U.S. Sen. Tommy Tuberville (R-Auburn) is continuing his pushback against a proposed Department of Defense (DoD) policy to use military funding to help servicemembers procure abortions.
In October, Secretary of Defense Lloyd Austin sent a memo decrying the overturning of Roe v. Wade in the Supreme Court decision of Dobbs v. Jackson Women's Health Organization. The memo directed DoD officials to "ensure that service members and their families can access reproductive health care and to support Department of Defense health care providers concerned about potential risks while providing federally authorized care."
When the DoD canceled a scheduled briefing on the policy, Tuberville informed Austin that he would use his position on the Senate Armed Services Committee to block all DoD nominations until he received more information about the policy.

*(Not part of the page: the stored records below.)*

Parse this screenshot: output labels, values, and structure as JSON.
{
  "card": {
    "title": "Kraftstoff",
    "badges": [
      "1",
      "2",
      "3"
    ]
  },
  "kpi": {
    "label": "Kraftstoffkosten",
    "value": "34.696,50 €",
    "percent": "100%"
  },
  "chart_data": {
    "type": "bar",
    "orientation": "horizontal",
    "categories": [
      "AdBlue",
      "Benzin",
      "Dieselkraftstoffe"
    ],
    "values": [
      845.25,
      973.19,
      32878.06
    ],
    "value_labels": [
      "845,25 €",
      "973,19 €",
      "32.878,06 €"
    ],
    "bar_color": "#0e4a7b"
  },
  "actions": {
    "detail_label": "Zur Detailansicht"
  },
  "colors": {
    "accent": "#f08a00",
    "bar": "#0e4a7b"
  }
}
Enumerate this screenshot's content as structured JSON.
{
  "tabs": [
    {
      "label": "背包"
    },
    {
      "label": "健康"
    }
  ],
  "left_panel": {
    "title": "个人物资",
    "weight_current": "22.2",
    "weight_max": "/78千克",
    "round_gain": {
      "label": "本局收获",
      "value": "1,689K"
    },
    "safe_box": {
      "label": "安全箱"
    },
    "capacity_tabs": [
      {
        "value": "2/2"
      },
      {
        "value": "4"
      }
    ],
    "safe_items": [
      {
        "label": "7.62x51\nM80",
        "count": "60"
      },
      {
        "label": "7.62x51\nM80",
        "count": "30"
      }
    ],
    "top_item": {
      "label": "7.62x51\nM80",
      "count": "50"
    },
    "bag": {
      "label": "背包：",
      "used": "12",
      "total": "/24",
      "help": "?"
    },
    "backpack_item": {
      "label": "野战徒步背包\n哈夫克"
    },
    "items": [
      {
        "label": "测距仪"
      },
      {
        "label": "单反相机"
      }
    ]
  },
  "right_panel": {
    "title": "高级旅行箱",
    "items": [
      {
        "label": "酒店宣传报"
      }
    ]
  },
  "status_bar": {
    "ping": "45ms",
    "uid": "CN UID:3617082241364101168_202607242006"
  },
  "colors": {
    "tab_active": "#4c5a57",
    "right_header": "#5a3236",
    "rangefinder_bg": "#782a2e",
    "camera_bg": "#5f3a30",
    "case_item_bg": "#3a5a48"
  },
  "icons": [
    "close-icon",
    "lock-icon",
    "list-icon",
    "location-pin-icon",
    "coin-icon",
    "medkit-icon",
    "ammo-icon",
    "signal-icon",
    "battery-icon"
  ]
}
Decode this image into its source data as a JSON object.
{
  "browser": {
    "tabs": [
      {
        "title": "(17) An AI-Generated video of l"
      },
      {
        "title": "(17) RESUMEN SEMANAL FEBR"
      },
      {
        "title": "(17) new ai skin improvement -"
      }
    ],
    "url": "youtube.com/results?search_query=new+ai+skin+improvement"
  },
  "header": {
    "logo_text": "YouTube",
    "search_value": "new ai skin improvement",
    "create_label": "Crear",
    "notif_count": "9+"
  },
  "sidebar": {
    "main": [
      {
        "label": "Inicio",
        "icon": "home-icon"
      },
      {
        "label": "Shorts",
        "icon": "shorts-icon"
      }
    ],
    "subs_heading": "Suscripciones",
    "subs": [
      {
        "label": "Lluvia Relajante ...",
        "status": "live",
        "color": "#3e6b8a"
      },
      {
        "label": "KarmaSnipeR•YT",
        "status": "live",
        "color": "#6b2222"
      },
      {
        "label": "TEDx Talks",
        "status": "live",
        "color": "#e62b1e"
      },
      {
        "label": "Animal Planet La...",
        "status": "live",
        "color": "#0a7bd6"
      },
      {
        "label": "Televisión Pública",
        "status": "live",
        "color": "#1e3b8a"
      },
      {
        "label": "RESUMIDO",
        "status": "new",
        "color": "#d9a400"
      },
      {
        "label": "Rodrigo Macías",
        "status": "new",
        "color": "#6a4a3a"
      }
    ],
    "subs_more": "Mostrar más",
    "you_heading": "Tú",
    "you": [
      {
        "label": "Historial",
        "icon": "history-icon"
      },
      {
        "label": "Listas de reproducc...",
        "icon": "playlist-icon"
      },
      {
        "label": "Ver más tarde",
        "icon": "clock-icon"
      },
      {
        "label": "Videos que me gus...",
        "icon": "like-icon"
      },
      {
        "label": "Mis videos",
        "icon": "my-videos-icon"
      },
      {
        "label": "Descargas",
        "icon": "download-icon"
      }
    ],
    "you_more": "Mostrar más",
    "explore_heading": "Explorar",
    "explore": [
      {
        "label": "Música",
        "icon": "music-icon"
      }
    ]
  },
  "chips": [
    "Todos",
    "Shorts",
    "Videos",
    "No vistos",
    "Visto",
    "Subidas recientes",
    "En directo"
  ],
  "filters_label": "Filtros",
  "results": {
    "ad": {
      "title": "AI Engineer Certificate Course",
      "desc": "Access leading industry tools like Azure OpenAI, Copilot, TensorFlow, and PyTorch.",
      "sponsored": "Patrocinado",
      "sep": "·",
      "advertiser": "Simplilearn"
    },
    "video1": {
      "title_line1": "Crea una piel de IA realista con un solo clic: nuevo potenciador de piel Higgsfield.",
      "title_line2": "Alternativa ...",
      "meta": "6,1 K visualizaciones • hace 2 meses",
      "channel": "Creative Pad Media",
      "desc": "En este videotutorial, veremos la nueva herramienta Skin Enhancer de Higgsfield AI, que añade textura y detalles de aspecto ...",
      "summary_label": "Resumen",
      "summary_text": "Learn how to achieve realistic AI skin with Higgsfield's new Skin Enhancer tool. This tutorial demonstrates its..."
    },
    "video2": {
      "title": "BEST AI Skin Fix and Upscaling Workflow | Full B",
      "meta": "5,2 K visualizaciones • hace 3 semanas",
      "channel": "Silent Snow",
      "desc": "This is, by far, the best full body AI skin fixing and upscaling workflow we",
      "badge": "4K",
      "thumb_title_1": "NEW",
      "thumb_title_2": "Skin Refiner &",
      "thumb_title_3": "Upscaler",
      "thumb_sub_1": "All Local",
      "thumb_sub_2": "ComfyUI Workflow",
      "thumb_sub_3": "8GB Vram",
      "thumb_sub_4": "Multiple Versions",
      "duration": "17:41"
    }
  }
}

In a Wednesday press call, Tuberville said his team had been briefed on the DoD's plans, which were intended to go into effect over the holidays "while no one was looking."
"The military is planning to break federal law and potentially subsidize abortion on demand by paying for time off, travel and related expenses for servicemembers and their family members seeking abortion," Tuberville said.
According to Tuberville, the DoD's suggested policies are illegal in that they would permit federal funding of abortions not currently approved by federal law.
Federal law only allows military-provided abortions in cases of rape, incest and risks to the mother's life. Additional funding could well run afoul of the Hyde Amendment of 2013, which prohibits any federal money from being used to fund abortions.
"To be clear, this new policy is unrestricted," Tuberville continued. "Taxpayer-funded abortion is against the law. If Secretary Austin wants to change the law, he has to go through Congress. The only reason we learned these things is because we forced the DoD to come to the table and explain themselves.
"[O]fficials told us the military provided less than 20 abortions per year on average. However, under the proposed change, a third-party group determined that the number would balloon past 4,000 for service members alone."
Tuberville further claimed that the DoD was attempting to subvert Congress by silently implementing the new rules by the year's end without congressional approval.
"They were planning to ignore members of Congress and drop this new policy over the holidays while no one was looking; typical," he concluded. "This is unacceptable and exactly what's wrong with Washington [D.C.]. Congress should make the laws, and not unelected members of the executive branch."
If the DoD attempts to implement the proposed policies, Tuberville has threatened, once again, to withhold the confirmation of DoD appointees. Austin has yet to make any public comment on Tuberville's ultimatum.